Anderson — There was a reason cops were called pigs in the 1960s. Beginning with the civil rights movement and continuing with the Vietnam War demonstrations, the men in blue turned firehoses on people, busted some heads with nightsticks and generally arrested people for looking crossways at them.
Now the same thuggish activities are being directed toward the Occupyers across the country. In fact, it was reported that police tactics are being coordinated in different cities.
The Occupy poster face now belongs to Dorli Rainey, the 84-year-old woman who was pepper sprayed by police in Seattle. Between the pepper spray and the liquid used to treat it, Rainey’s face looked like melted wax. The Seattle cops, like others throughout the country, went after the Occupyers after dark. There were no reports of misbehavior on the part of the demonstrators, but the cops didn’t need much provocation. They learned generations ago that the mere presence of anti-establishment types is enough to bring out their best oppression techniques.
Police need to remember they are not in the crime prevention business but rather law enforcement. There is a difference.
When the Occupy Wall Street movement began in New York, Mayor Michael Bloomberg said he had two priorities: guaranteeing public health and safety and guaranteeing the protester’s First Amendment rights (speech and assembly).
It didn’t take long for the mayor to begin the crackdown on Occupyers who were causing no trouble, just being a nuisance to those in power. They were ousted from Zuccotti Park and, according to Timothy Karr at the Huffington Post, journalists covering the Occupy movement have been arrested and harassed for simply reporting. Karr said 25 journalists have been arrested and others were "roughed up, tear gassed or peppery sprayed."

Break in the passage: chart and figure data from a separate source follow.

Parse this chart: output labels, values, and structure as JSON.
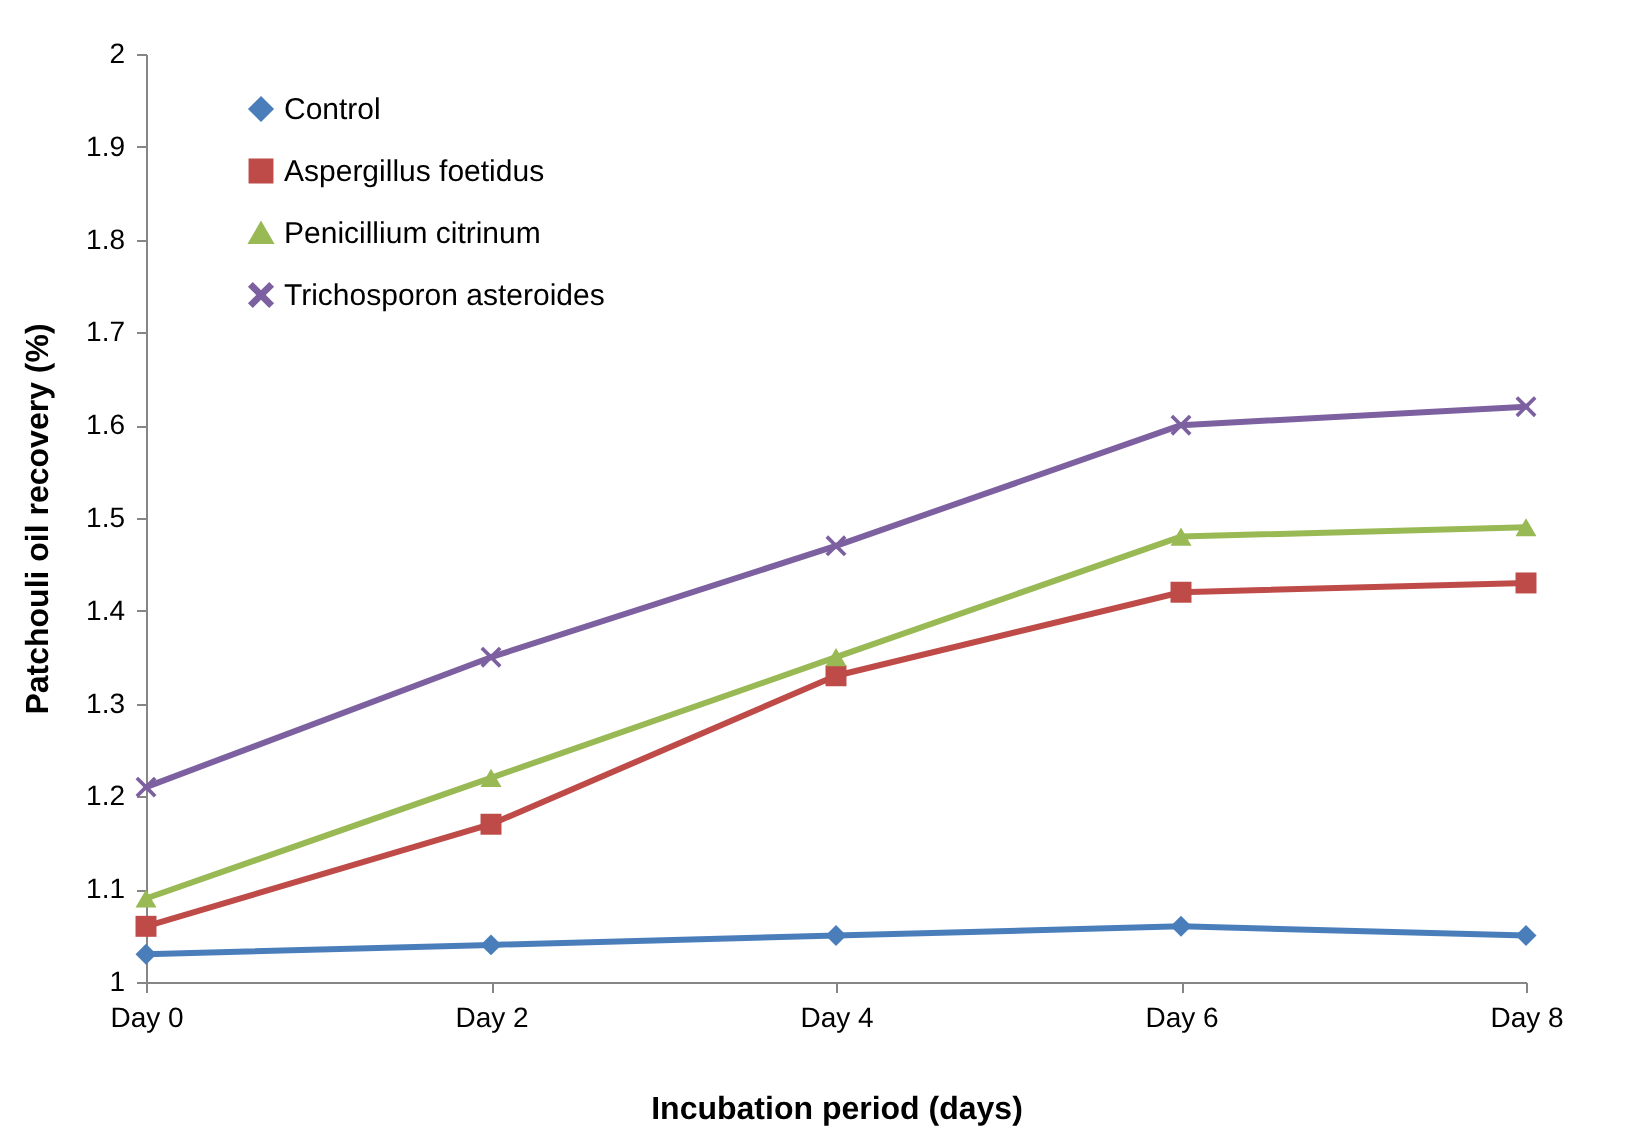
{
  "chart_data": {
    "type": "line",
    "xlabel": "Incubation period (days)",
    "ylabel": "Patchouli oil recovery (%)",
    "categories": [
      "Day 0",
      "Day 2",
      "Day 4",
      "Day 6",
      "Day 8"
    ],
    "ylim": [
      1,
      2
    ],
    "yticks": [
      1,
      1.1,
      1.2,
      1.3,
      1.4,
      1.5,
      1.6,
      1.7,
      1.8,
      1.9,
      2
    ],
    "grid": false,
    "legend": "top left",
    "line_style": "solid",
    "series": [
      {
        "name": "Control",
        "color": "#4a7ebb",
        "marker": "diamond",
        "values": [
          1.03,
          1.04,
          1.05,
          1.06,
          1.05
        ]
      },
      {
        "name": "Aspergillus foetidus",
        "color": "#be4b48",
        "marker": "square",
        "values": [
          1.06,
          1.17,
          1.33,
          1.42,
          1.43
        ]
      },
      {
        "name": "Penicillium citrinum",
        "color": "#98b954",
        "marker": "triangle",
        "values": [
          1.09,
          1.22,
          1.35,
          1.48,
          1.49
        ]
      },
      {
        "name": "Trichosporon asteroides",
        "color": "#7d60a0",
        "marker": "cross",
        "values": [
          1.21,
          1.35,
          1.47,
          1.6,
          1.62
        ]
      }
    ]
  }
}
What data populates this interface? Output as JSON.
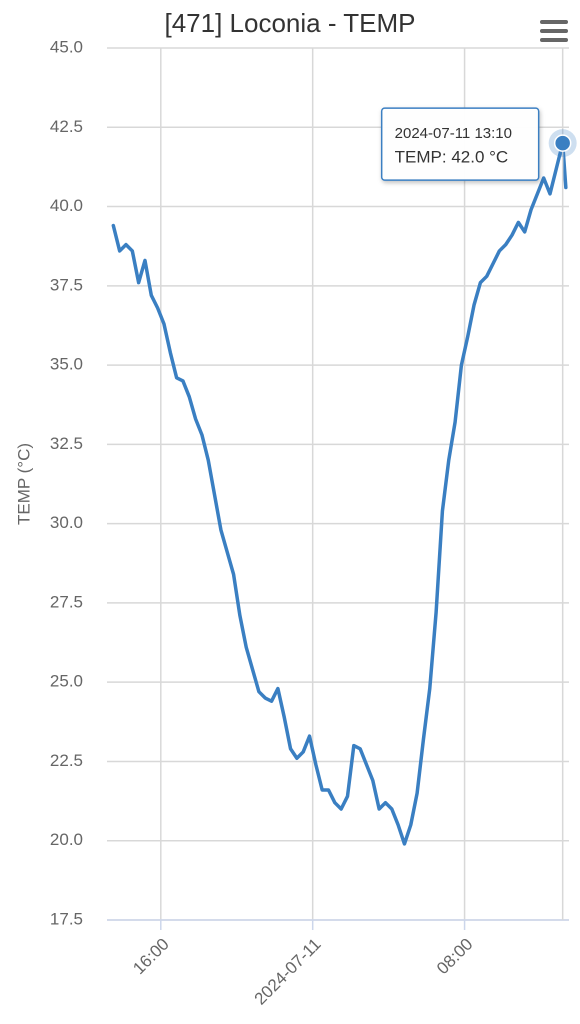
{
  "chart_data": {
    "type": "line",
    "title": "[471] Loconia - TEMP",
    "y_label": "TEMP (°C)",
    "x": [
      "2024-07-10 13:30",
      "2024-07-10 13:50",
      "2024-07-10 14:10",
      "2024-07-10 14:30",
      "2024-07-10 14:50",
      "2024-07-10 15:10",
      "2024-07-10 15:30",
      "2024-07-10 15:50",
      "2024-07-10 16:10",
      "2024-07-10 16:30",
      "2024-07-10 16:50",
      "2024-07-10 17:10",
      "2024-07-10 17:30",
      "2024-07-10 17:50",
      "2024-07-10 18:10",
      "2024-07-10 18:30",
      "2024-07-10 18:50",
      "2024-07-10 19:10",
      "2024-07-10 19:30",
      "2024-07-10 19:50",
      "2024-07-10 20:10",
      "2024-07-10 20:30",
      "2024-07-10 20:50",
      "2024-07-10 21:10",
      "2024-07-10 21:30",
      "2024-07-10 21:50",
      "2024-07-10 22:10",
      "2024-07-10 22:30",
      "2024-07-10 22:50",
      "2024-07-10 23:10",
      "2024-07-10 23:30",
      "2024-07-10 23:50",
      "2024-07-11 00:10",
      "2024-07-11 00:30",
      "2024-07-11 00:50",
      "2024-07-11 01:10",
      "2024-07-11 01:30",
      "2024-07-11 01:50",
      "2024-07-11 02:10",
      "2024-07-11 02:30",
      "2024-07-11 02:50",
      "2024-07-11 03:10",
      "2024-07-11 03:30",
      "2024-07-11 03:50",
      "2024-07-11 04:10",
      "2024-07-11 04:30",
      "2024-07-11 04:50",
      "2024-07-11 05:10",
      "2024-07-11 05:30",
      "2024-07-11 05:50",
      "2024-07-11 06:10",
      "2024-07-11 06:30",
      "2024-07-11 06:50",
      "2024-07-11 07:10",
      "2024-07-11 07:30",
      "2024-07-11 07:50",
      "2024-07-11 08:10",
      "2024-07-11 08:30",
      "2024-07-11 08:50",
      "2024-07-11 09:10",
      "2024-07-11 09:30",
      "2024-07-11 09:50",
      "2024-07-11 10:10",
      "2024-07-11 10:30",
      "2024-07-11 10:50",
      "2024-07-11 11:10",
      "2024-07-11 11:30",
      "2024-07-11 11:50",
      "2024-07-11 12:10",
      "2024-07-11 12:30",
      "2024-07-11 12:50",
      "2024-07-11 13:10",
      "2024-07-11 13:20"
    ],
    "series": [
      {
        "name": "TEMP",
        "color": "#3a7fc2",
        "values": [
          39.4,
          38.6,
          38.8,
          38.6,
          37.6,
          38.3,
          37.2,
          36.8,
          36.3,
          35.4,
          34.6,
          34.5,
          34.0,
          33.3,
          32.8,
          32.0,
          30.9,
          29.8,
          29.1,
          28.4,
          27.1,
          26.1,
          25.4,
          24.7,
          24.5,
          24.4,
          24.8,
          23.9,
          22.9,
          22.6,
          22.8,
          23.3,
          22.4,
          21.6,
          21.6,
          21.2,
          21.0,
          21.4,
          23.0,
          22.9,
          22.4,
          21.9,
          21.0,
          21.2,
          21.0,
          20.5,
          19.9,
          20.5,
          21.5,
          23.2,
          24.8,
          27.2,
          30.4,
          32.0,
          33.2,
          35.0,
          35.9,
          36.9,
          37.6,
          37.8,
          38.2,
          38.6,
          38.8,
          39.1,
          39.5,
          39.2,
          39.9,
          40.4,
          40.9,
          40.4,
          41.2,
          42.0,
          40.6
        ]
      }
    ],
    "xlim": [
      "2024-07-10 13:10",
      "2024-07-11 13:30"
    ],
    "xticks": [
      {
        "value": "2024-07-10 16:00",
        "label": "16:00"
      },
      {
        "value": "2024-07-11 00:00",
        "label": "2024-07-11"
      },
      {
        "value": "2024-07-11 08:00",
        "label": "08:00"
      }
    ],
    "ylim": [
      17.5,
      45
    ],
    "yticks": [
      17.5,
      {
        "value": 20,
        "label": "20.0"
      },
      22.5,
      {
        "value": 25,
        "label": "25.0"
      },
      27.5,
      {
        "value": 30,
        "label": "30.0"
      },
      32.5,
      {
        "value": 35,
        "label": "35.0"
      },
      37.5,
      {
        "value": 40,
        "label": "40.0"
      },
      42.5,
      {
        "value": 45,
        "label": "45.0"
      }
    ],
    "grid": true,
    "tooltip": {
      "index": 71,
      "label": "TEMP: 42.0 °C"
    }
  }
}
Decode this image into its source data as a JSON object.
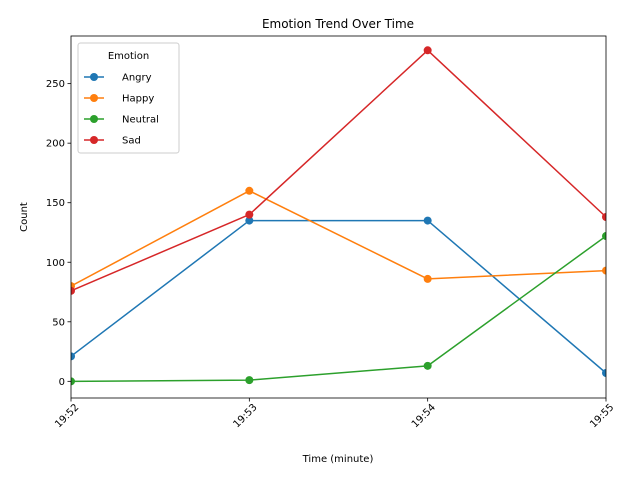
{
  "chart_data": {
    "type": "line",
    "title": "Emotion Trend Over Time",
    "xlabel": "Time (minute)",
    "ylabel": "Count",
    "categories": [
      "19:52",
      "19:53",
      "19:54",
      "19:55"
    ],
    "ylim": [
      -14,
      290
    ],
    "yticks": [
      0,
      50,
      100,
      150,
      200,
      250
    ],
    "grid": false,
    "legend": {
      "title": "Emotion",
      "placement": "top-left"
    },
    "series": [
      {
        "name": "Angry",
        "color": "#1f77b4",
        "values": [
          21,
          135,
          135,
          7
        ]
      },
      {
        "name": "Happy",
        "color": "#ff7f0e",
        "values": [
          80,
          160,
          86,
          93
        ]
      },
      {
        "name": "Neutral",
        "color": "#2ca02c",
        "values": [
          0,
          1,
          13,
          122
        ]
      },
      {
        "name": "Sad",
        "color": "#d62728",
        "values": [
          76,
          140,
          278,
          138
        ]
      }
    ]
  }
}
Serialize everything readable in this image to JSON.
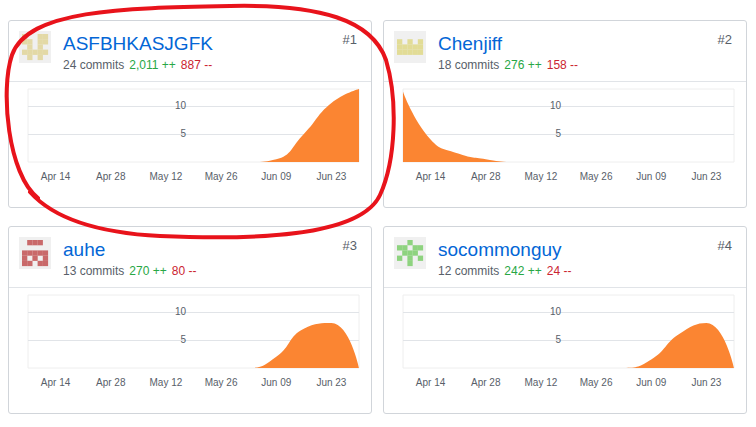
{
  "chart_data": [
    {
      "type": "area",
      "title": "ASFBHKASJGFK",
      "rank": "#1",
      "commits": "24 commits",
      "additions": "2,011 ++",
      "deletions": "887 --",
      "categories": [
        null,
        "Apr 14",
        null,
        "Apr 28",
        null,
        "May 12",
        null,
        "May 26",
        null,
        "Jun 09",
        null,
        "Jun 23",
        null
      ],
      "values": [
        0,
        0,
        0,
        0,
        0,
        0,
        0,
        0,
        0,
        0.5,
        5,
        10.5,
        13
      ],
      "color": "#fb8532",
      "ylim": [
        0,
        13
      ],
      "yticks": [
        5,
        10
      ],
      "grid": true
    },
    {
      "type": "area",
      "title": "Chenjiff",
      "rank": "#2",
      "commits": "18 commits",
      "additions": "276 ++",
      "deletions": "158 --",
      "categories": [
        null,
        "Apr 14",
        null,
        "Apr 28",
        null,
        "May 12",
        null,
        "May 26",
        null,
        "Jun 09",
        null,
        "Jun 23",
        null
      ],
      "values": [
        12.5,
        4,
        1.5,
        0.5,
        0,
        0,
        0,
        0,
        0,
        0,
        0,
        0,
        0
      ],
      "color": "#fb8532",
      "ylim": [
        0,
        13
      ],
      "yticks": [
        5,
        10
      ],
      "grid": true
    },
    {
      "type": "area",
      "title": "auhe",
      "rank": "#3",
      "commits": "13 commits",
      "additions": "270 ++",
      "deletions": "80 --",
      "categories": [
        null,
        "Apr 14",
        null,
        "Apr 28",
        null,
        "May 12",
        null,
        "May 26",
        null,
        "Jun 09",
        null,
        "Jun 23",
        null
      ],
      "values": [
        0,
        0,
        0,
        0,
        0,
        0,
        0,
        0,
        0,
        2,
        7,
        8,
        0
      ],
      "color": "#fb8532",
      "ylim": [
        0,
        13
      ],
      "yticks": [
        5,
        10
      ],
      "grid": true
    },
    {
      "type": "area",
      "title": "socommonguy",
      "rank": "#4",
      "commits": "12 commits",
      "additions": "242 ++",
      "deletions": "24 --",
      "categories": [
        null,
        "Apr 14",
        null,
        "Apr 28",
        null,
        "May 12",
        null,
        "May 26",
        null,
        "Jun 09",
        null,
        "Jun 23",
        null
      ],
      "values": [
        0,
        0,
        0,
        0,
        0,
        0,
        0,
        0,
        0,
        1.5,
        6,
        8,
        0
      ],
      "color": "#fb8532",
      "ylim": [
        0,
        13
      ],
      "yticks": [
        5,
        10
      ],
      "grid": true
    }
  ]
}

So Bloomberg has come down squarely on the side of public safety (though no one has ever been in danger) against free speech and assembly. Of course, the Constitution says nothing about safety. In a country embracing conservative policies, however, safety trumps speech that contradicts the awe-inspiring gospel that comes from the suits on Wall Street.
It’s one thing to have police on the scene to keep an eye on the proceedings, and quite another for them to be aggressors. They’re sworn to protect and serve, but they’re also part of the lower classes that the Occupyers are demonstrating for, whether they want to admit it or not.
In city after city, police forces are seeing budget cuts of personnel and equipment. Some cities, like Camden, N.J., are seeing an increase in low-level crime simply because the perpetrators can get away with it as laid-off cops sit at home watching TV.
In effect, then, the cops are serving and protecting the very people who are taking away their livelihood.
While the Occupyers and the journalists covering them are being arrested in record numbers, Catherine Rampel of The New York Times reports that federal financial institution fraud cases have plunged in the last few years to a projected 1,365 prosecutions for 2011, less than half of a decade ago. Are we to believe that bank fraud has really gone down while other federal criminal prosecutions have doubled in the last decade?
So Wall Street continues to get away with it. The Occupyers, in their disjointed but highly diverse way, bring attention to the continuing unholy matrimony between the government and corporations, a union that is taking this country on the road to ruin. A recent study found 45 percent of working Americans struggle to pay monthly bills and put food on the table. I’ll bet there are some cops in there.